Absolute bioavailability is the fraction of the total dose that reaches the systemic circulation. It can have values between zero when the drug is not absorbed at all to 1 when all the administered dose reaches the systemic circulation. The absolute bioavailability can be expressed in terms of percentage (0% - 100%).

The relative bioavailability is the bioavailability of a drug product relative to the bioavailability of another drug product (reference standard preparation). The relative bioavailability can have any value above zero. It can be more than one when the product under investigation has bioavailability higher than that of the reference standard.

The first-order absorption rate constant is the rate constant that determines the rate of drug absorption from the site of administration. Larger absorption rate constant results in faster rate of drug absorption.

The absorption rate constant determined after drug administration is an operative rate constant that accounts for all the necessary steps required for drug absorption into the systemic circulation including disintegration, dissolution and absorption.

The first-order absorption rate constant has units of time^-1.

The total body clearance is the volume of the plasma or blood which is completely cleared from the drug per unit time. It has units of volume/time.

The CL_T for a drug is constant within a patient (dose and concentration independent) when the elimination processes follow first-order kinetics.

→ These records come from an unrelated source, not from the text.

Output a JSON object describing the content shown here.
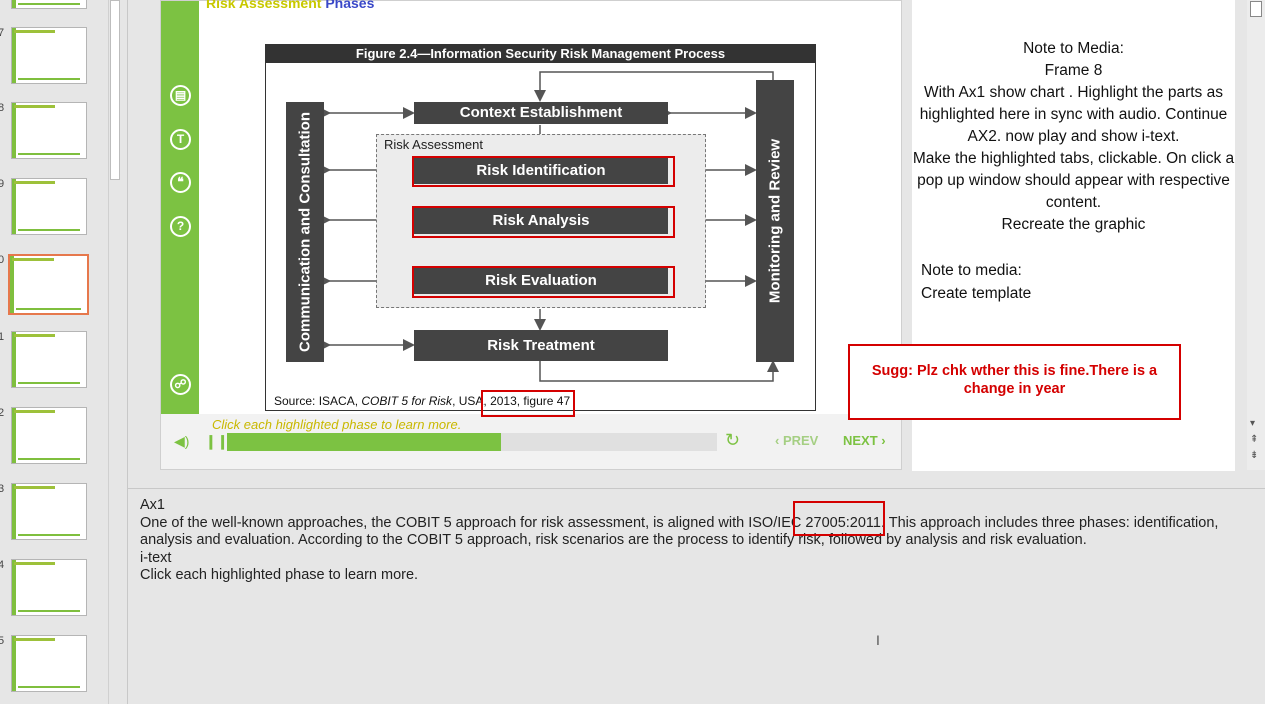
{
  "thumbnails": [
    {
      "num": "7"
    },
    {
      "num": "8"
    },
    {
      "num": "9"
    },
    {
      "num": "0",
      "selected": true
    },
    {
      "num": "1"
    },
    {
      "num": "2"
    },
    {
      "num": "3"
    },
    {
      "num": "4"
    },
    {
      "num": "5"
    }
  ],
  "slide": {
    "title_part1": "Risk Assessment",
    "title_part2": "Phases",
    "side_icons": [
      "notes-icon",
      "glossary-icon",
      "quote-icon",
      "help-icon",
      "chat-icon"
    ],
    "side_icon_glyphs": [
      "▤",
      "T",
      "❝",
      "?",
      "☍"
    ],
    "figure": {
      "heading": "Figure 2.4—Information Security Risk Management Process",
      "left_vertical": "Communication and Consultation",
      "right_vertical": "Monitoring and Review",
      "context": "Context Establishment",
      "group_label": "Risk Assessment",
      "identification": "Risk Identification",
      "analysis": "Risk Analysis",
      "evaluation": "Risk Evaluation",
      "treatment": "Risk Treatment",
      "source_prefix": "Source:  ISACA, ",
      "source_title": "COBIT 5 for Risk",
      "source_suffix": ", USA, 2013, figure 47"
    },
    "controls": {
      "instruction": "Click each highlighted phase to learn more.",
      "prev": "‹ PREV",
      "next": "NEXT ›",
      "progress": 0.56
    }
  },
  "note_panel": {
    "center_lines": [
      "Note to Media:",
      "Frame  8",
      "With Ax1 show chart . Highlight the parts as highlighted here in sync with audio. Continue AX2. now play and show i-text.",
      "Make the highlighted tabs, clickable. On click a pop up window should appear with respective content.",
      "Recreate the graphic"
    ],
    "left_lines": [
      "Note to media:",
      "Create template"
    ],
    "suggestion": "Sugg: Plz chk wther this is fine.There is a change in year"
  },
  "notes": {
    "label": "Ax1",
    "body": "One of the well-known approaches, the COBIT 5 approach for risk assessment, is aligned with ISO/IEC 27005:2011. This approach includes three phases: identification, analysis and evaluation. According to the COBIT 5 approach, risk scenarios are the process to identify risk, followed by analysis and risk evaluation.",
    "itext_label": "i-text",
    "itext": "Click each highlighted phase to learn more."
  }
}
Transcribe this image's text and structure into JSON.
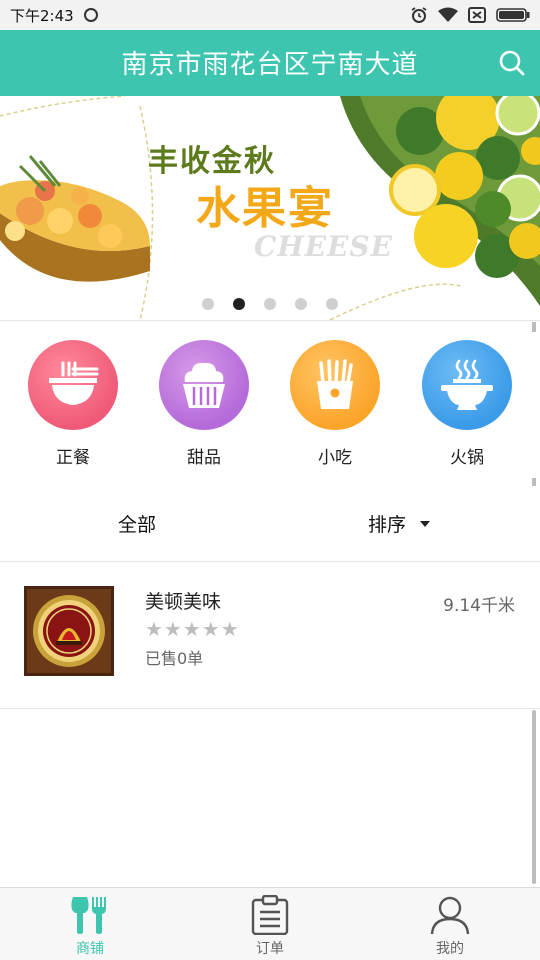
{
  "status_bar": {
    "time": "下午2:43"
  },
  "app_bar": {
    "title": "南京市雨花台区宁南大道",
    "search_icon": "search-icon"
  },
  "banner": {
    "title": "丰收金秋",
    "heading": "水果宴",
    "subtitle": "CHEESE",
    "dots": 5,
    "active_dot": 1
  },
  "categories": [
    {
      "label": "正餐",
      "icon": "rice-bowl-icon",
      "color": "#f05a78"
    },
    {
      "label": "甜品",
      "icon": "cupcake-icon",
      "color": "#b46ad9"
    },
    {
      "label": "小吃",
      "icon": "fries-icon",
      "color": "#fba42a"
    },
    {
      "label": "火锅",
      "icon": "hotpot-icon",
      "color": "#3b9be8"
    }
  ],
  "filters": {
    "all_label": "全部",
    "sort_label": "排序"
  },
  "shops": [
    {
      "name": "美顿美味",
      "distance": "9.14千米",
      "rating_text": "★★★★★",
      "rating": 0,
      "sold": "已售0单"
    }
  ],
  "bottom_nav": [
    {
      "label": "商铺",
      "icon": "utensils-icon",
      "active": true
    },
    {
      "label": "订单",
      "icon": "clipboard-icon",
      "active": false
    },
    {
      "label": "我的",
      "icon": "user-icon",
      "active": false
    }
  ],
  "colors": {
    "accent": "#3ec5b0",
    "status_bar": "#f2f2f2"
  }
}
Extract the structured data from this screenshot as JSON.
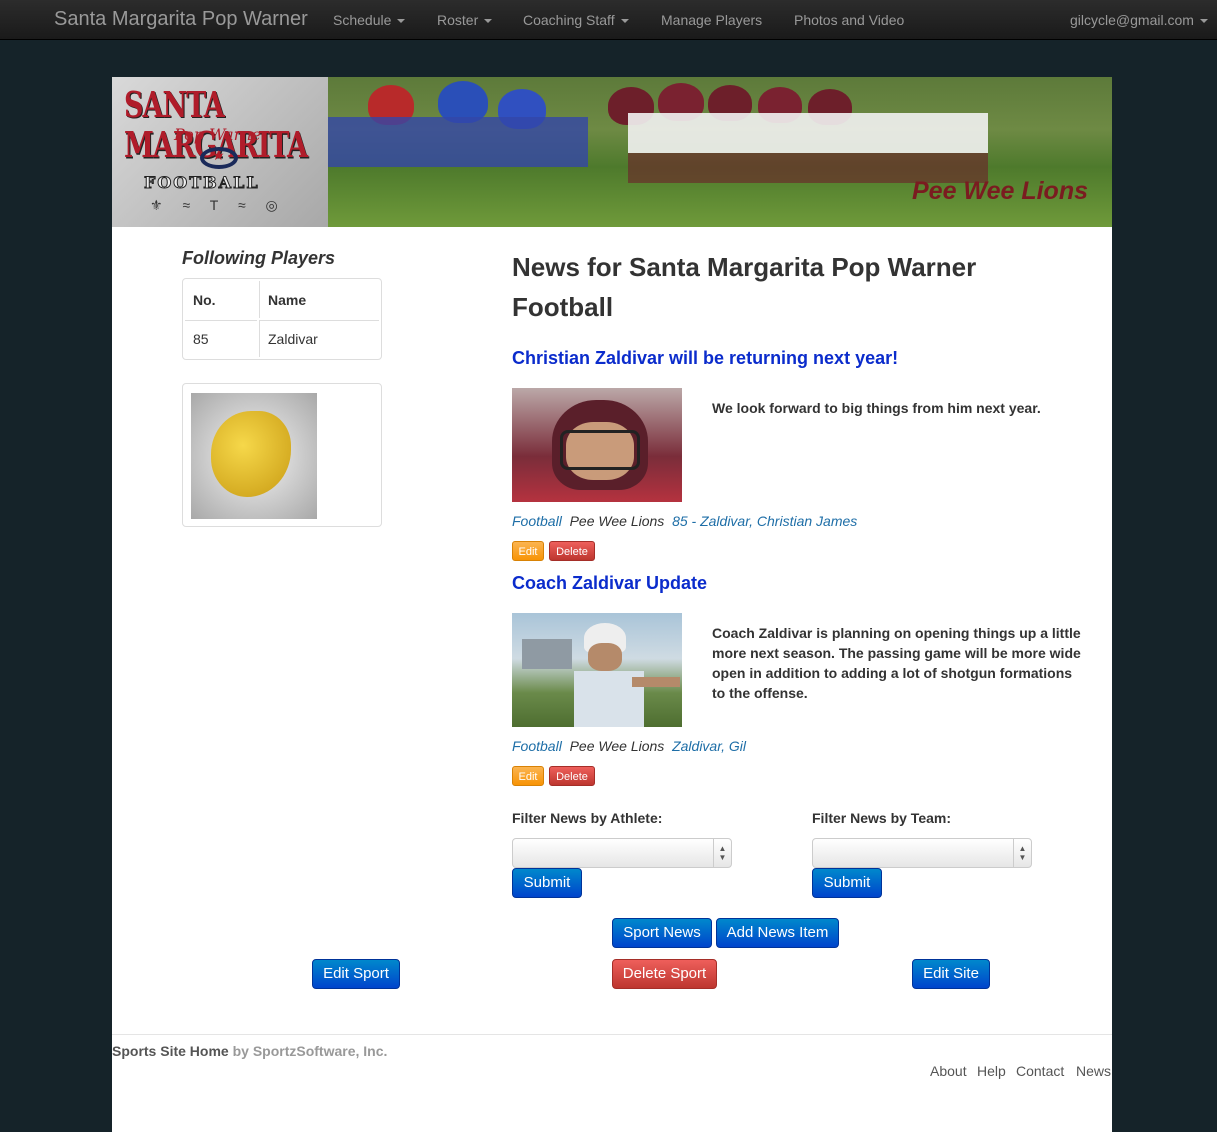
{
  "navbar": {
    "brand": "Santa Margarita Pop Warner",
    "items": [
      "Schedule",
      "Roster",
      "Coaching Staff",
      "Manage Players",
      "Photos and Video"
    ],
    "user": "gilcycle@gmail.com"
  },
  "banner": {
    "logo_line1": "SANTA MARGARITA",
    "logo_line2": "Pop Warner",
    "logo_line3": "FOOTBALL",
    "team_name": "Pee Wee Lions"
  },
  "sidebar": {
    "title": "Following Players",
    "table": {
      "headers": [
        "No.",
        "Name"
      ],
      "rows": [
        [
          "85",
          "Zaldivar"
        ]
      ]
    }
  },
  "main": {
    "heading": "News for Santa Margarita Pop Warner Football",
    "posts": [
      {
        "title": "Christian Zaldivar will be returning next year!",
        "body": "We look forward to big things from him next year.",
        "tag_sport": "Football",
        "tag_team": "Pee Wee Lions",
        "tag_player": "85 - Zaldivar",
        "tag_player_sep": ",",
        "tag_player2": "Christian James",
        "edit": "Edit",
        "delete": "Delete"
      },
      {
        "title": "Coach Zaldivar Update",
        "body": "Coach Zaldivar is planning on opening things up a little more next season. The passing game will be more wide open in addition to adding a lot of shotgun formations to the offense.",
        "tag_sport": "Football",
        "tag_team": "Pee Wee Lions",
        "tag_player": "Zaldivar, Gil",
        "edit": "Edit",
        "delete": "Delete"
      }
    ],
    "filters": {
      "athlete_label": "Filter News by Athlete:",
      "team_label": "Filter News by Team:",
      "athlete_value": "",
      "team_value": "",
      "submit": "Submit"
    },
    "buttons": {
      "sport_news": "Sport News",
      "add_news": "Add News Item",
      "edit_sport": "Edit Sport",
      "delete_sport": "Delete Sport",
      "edit_site": "Edit Site"
    }
  },
  "footer": {
    "home": "Sports Site Home",
    "by": "by SportzSoftware, Inc.",
    "links": [
      "About",
      "Help",
      "Contact",
      "News"
    ]
  },
  "colors": {
    "page_bg": "#152329",
    "post_title": "#0b2ccc",
    "link": "#1e6ea7",
    "primary": "#0044cc",
    "danger": "#bd362f",
    "warning": "#f89406"
  }
}
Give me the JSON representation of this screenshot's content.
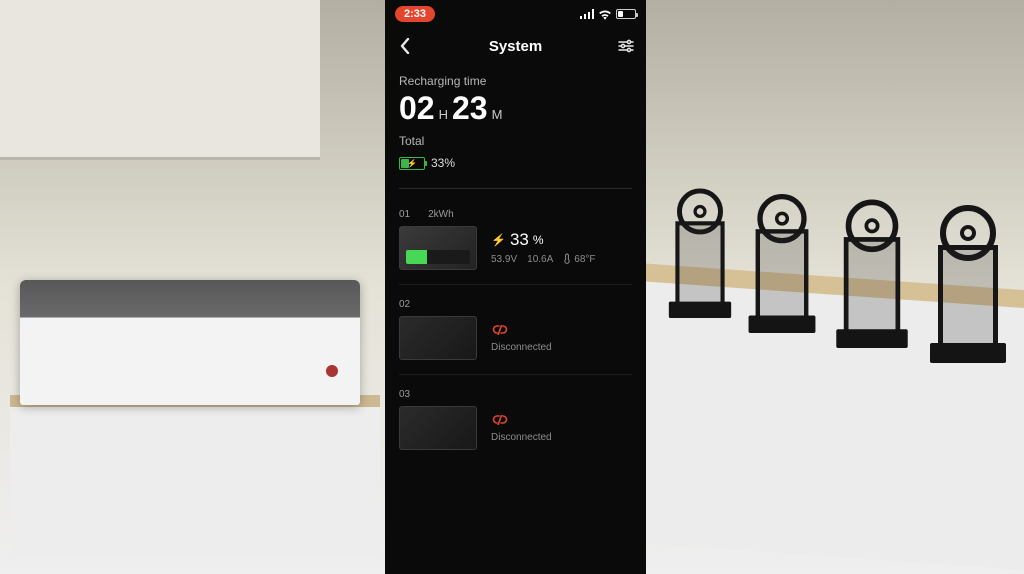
{
  "statusbar": {
    "time": "2:33"
  },
  "header": {
    "title": "System"
  },
  "recharging": {
    "label": "Recharging time",
    "hours": "02",
    "hours_unit": "H",
    "minutes": "23",
    "minutes_unit": "M",
    "total_label": "Total",
    "total_pct": "33%"
  },
  "modules": [
    {
      "id": "01",
      "capacity": "2kWh",
      "connected": true,
      "charge_pct_num": "33",
      "charge_pct_sign": "%",
      "voltage": "53.9V",
      "current": "10.6A",
      "temp": "68°F"
    },
    {
      "id": "02",
      "connected": false,
      "status": "Disconnected"
    },
    {
      "id": "03",
      "connected": false,
      "status": "Disconnected"
    }
  ]
}
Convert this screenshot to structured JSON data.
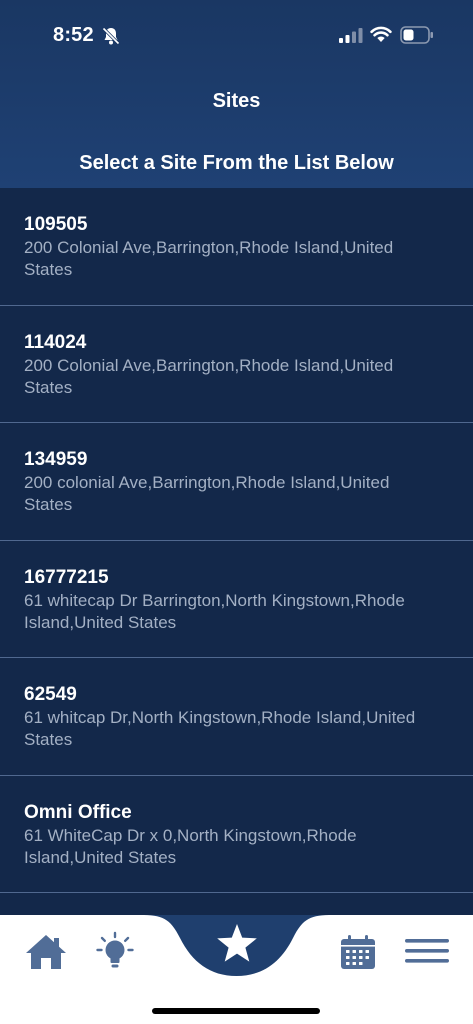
{
  "status_bar": {
    "time": "8:52",
    "icons": [
      "bell-slash-icon",
      "signal-icon",
      "wifi-icon",
      "battery-icon"
    ]
  },
  "header": {
    "title": "Sites",
    "subtitle": "Select a Site From the List Below"
  },
  "sites": [
    {
      "id": "109505",
      "address": "200 Colonial Ave,Barrington,Rhode Island,United States"
    },
    {
      "id": "114024",
      "address": "200 Colonial Ave,Barrington,Rhode Island,United States"
    },
    {
      "id": "134959",
      "address": "200 colonial Ave,Barrington,Rhode Island,United States"
    },
    {
      "id": "16777215",
      "address": "61 whitecap Dr Barrington,North Kingstown,Rhode Island,United States"
    },
    {
      "id": "62549",
      "address": "61 whitcap Dr,North Kingstown,Rhode Island,United States"
    },
    {
      "id": "Omni Office",
      "address": "61 WhiteCap Dr x 0,North Kingstown,Rhode Island,United States"
    }
  ],
  "tab_bar": {
    "tabs": [
      "home-icon",
      "lightbulb-icon",
      "star-icon",
      "calendar-icon",
      "menu-icon"
    ],
    "active": "star-icon"
  },
  "colors": {
    "header": "#1f4174",
    "list_background": "#13284a",
    "accent": "#1f3f6e",
    "icon": "#516d97",
    "address_text": "#a3b0c4"
  }
}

The total body clearance is a measure of the efficiency of all eliminating organs in eliminating the drug and it is the sum of all organ clearances (i.e. CL_T is the sum of the renal clearance, hepatic clearance and all other organ clearances).

The elimination rate constant and the half life (the dependent pharmacokinetic parameters) are dependent on (is determined from) the total body clearance and the volume of distribution (the independent pharmacokinetic parameters).

The volume of distribution is the apparent volume in which the drug can distribute in. It is the factor that relates the amount of drug in the body to the concentration of the drug in the sampling site. It is not an actual volume, however it is a hypothetical volume determined by the drug distribution behavior.

The volume of distribution ranges from 3-5 liters to more than 25 L/kg. Drugs with higher affinity for tissues, have higher volume of distribution.